Design and construction
- Architect: Friedrich Wilhelm Hess

= Bīriņi Palace =

Palace in Latvia

Bīriņi Palace (Bīriņu pils; Buringshof) is a palace in the village of Bīriņi^{(lv)} in the Vidriži Parish of Limbaži Municipality, in the Vidzeme region of Latvia. The castle is surrounded by scenic parks, lakes, a manor house hotel, restaurant, rooms for weddings and seminars. Health serves itself from a variety of activities among horse riding, cycling and boating.

==History==
Bīriņi Palace was built by Riga architect Friedrich Wilhelm Hess between 1857 and 1860 for Baltic-German baron August von Pistohlkors. It has two floors with higher three floor risalit in the centre. All four corners of the building are adorned with towers – three of these towers are small, decorative but southwestern tower is larger. The palace is asymmetric as this was required by the rules of Neo-Gothic. It is surrounded by large landscape park. In the park there is the tomb of the von Pistohlkors family, although they were vandalised during the soviet period.

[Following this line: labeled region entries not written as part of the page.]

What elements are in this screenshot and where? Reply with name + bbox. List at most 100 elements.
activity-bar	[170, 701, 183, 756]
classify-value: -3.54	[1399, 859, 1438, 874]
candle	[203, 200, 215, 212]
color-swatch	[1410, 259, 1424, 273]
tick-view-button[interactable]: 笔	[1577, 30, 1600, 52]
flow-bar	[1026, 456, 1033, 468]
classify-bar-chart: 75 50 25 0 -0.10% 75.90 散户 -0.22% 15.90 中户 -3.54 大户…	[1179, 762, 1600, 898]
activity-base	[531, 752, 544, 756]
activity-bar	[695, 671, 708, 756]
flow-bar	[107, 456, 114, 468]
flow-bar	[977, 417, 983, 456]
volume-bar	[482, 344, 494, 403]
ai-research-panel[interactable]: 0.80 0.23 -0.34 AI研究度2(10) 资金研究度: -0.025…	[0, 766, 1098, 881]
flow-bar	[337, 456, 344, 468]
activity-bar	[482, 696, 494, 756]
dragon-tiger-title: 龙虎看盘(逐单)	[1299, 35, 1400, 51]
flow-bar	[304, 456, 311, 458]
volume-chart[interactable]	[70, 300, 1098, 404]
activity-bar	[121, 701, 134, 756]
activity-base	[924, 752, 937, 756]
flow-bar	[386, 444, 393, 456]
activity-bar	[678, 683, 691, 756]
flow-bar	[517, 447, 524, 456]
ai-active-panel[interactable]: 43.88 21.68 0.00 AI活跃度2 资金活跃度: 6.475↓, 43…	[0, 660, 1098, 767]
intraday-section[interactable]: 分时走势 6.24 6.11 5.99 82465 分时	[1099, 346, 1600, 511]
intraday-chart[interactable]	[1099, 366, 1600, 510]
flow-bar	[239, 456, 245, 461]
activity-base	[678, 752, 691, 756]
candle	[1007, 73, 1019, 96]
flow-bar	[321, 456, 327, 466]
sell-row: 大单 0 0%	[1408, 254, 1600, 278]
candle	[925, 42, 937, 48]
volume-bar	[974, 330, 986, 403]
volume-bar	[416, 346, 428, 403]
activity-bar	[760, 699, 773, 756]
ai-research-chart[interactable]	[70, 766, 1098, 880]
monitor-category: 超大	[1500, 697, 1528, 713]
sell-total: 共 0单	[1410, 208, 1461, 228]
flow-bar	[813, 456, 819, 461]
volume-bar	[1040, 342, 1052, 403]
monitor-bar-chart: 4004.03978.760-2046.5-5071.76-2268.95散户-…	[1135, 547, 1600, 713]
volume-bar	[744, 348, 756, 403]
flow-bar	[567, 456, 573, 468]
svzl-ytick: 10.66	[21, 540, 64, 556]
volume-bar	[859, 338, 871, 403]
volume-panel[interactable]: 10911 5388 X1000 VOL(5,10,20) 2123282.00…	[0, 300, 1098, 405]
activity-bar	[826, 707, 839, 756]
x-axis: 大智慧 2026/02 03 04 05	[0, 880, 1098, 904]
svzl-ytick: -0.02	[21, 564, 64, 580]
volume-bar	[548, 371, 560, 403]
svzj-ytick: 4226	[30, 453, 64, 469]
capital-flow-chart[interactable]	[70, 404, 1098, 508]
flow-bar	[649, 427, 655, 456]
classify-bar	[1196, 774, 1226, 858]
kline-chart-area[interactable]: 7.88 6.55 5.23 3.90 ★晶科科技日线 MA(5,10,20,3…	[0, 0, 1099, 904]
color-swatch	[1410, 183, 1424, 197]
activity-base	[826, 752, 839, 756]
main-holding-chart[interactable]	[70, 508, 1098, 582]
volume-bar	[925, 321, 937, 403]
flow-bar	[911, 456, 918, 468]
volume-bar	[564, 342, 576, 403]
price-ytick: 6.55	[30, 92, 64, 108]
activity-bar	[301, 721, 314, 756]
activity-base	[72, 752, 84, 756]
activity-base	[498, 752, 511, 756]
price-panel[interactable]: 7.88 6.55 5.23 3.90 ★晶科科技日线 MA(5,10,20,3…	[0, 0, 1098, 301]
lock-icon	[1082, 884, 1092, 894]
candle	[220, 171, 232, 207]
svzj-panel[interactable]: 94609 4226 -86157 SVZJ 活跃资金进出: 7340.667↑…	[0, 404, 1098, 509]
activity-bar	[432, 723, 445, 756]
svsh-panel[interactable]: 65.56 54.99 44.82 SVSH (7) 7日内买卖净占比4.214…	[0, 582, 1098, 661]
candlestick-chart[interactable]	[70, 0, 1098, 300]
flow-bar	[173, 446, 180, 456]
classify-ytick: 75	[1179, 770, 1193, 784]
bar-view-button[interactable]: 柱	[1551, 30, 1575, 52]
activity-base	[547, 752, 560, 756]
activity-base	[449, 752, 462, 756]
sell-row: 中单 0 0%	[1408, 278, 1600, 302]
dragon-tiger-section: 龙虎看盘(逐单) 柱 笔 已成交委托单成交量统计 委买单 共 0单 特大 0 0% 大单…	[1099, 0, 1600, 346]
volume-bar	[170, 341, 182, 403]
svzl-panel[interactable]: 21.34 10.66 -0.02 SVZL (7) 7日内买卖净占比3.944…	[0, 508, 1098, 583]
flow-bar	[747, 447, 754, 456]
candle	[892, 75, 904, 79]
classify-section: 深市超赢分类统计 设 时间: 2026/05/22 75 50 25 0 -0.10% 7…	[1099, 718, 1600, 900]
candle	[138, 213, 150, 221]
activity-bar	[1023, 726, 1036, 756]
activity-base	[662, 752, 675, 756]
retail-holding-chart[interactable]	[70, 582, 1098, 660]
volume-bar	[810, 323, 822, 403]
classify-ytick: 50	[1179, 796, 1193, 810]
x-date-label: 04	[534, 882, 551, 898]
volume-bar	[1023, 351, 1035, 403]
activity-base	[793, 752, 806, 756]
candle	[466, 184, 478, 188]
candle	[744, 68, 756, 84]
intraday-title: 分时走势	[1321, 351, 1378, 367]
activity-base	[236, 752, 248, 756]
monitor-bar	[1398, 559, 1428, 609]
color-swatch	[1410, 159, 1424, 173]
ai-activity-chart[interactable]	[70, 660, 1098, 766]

The interiors of the castle is done in Neo-Renaissance style with a wide entrance hall, balcony and double oak staircase featuring wood engravings. The dining hall has a molded wood ceiling and opens onto a terrace that descends to the lake. There is a richly decorated hall on the second floor of the palace with original light tile stoves.

Palace was rebuilt in the beginning of 20th century after the project of architect Rudolf Heinrich Zirkwitz. During these works facade was simplified, made less ornate. After the rebuilding in 1926 the palace was turned into health resort for employees of printing industry. Since this time up to 1995 there were various health resorts in the palace.

During the Soviet period the interior of the palace was adorned with paintings glorifying Soviet ideology. In 1994, the palace was rented and now it is a private property. Palace, buildings and landscape around it have been reconstructed since 1995, there being also a hotel in the palace.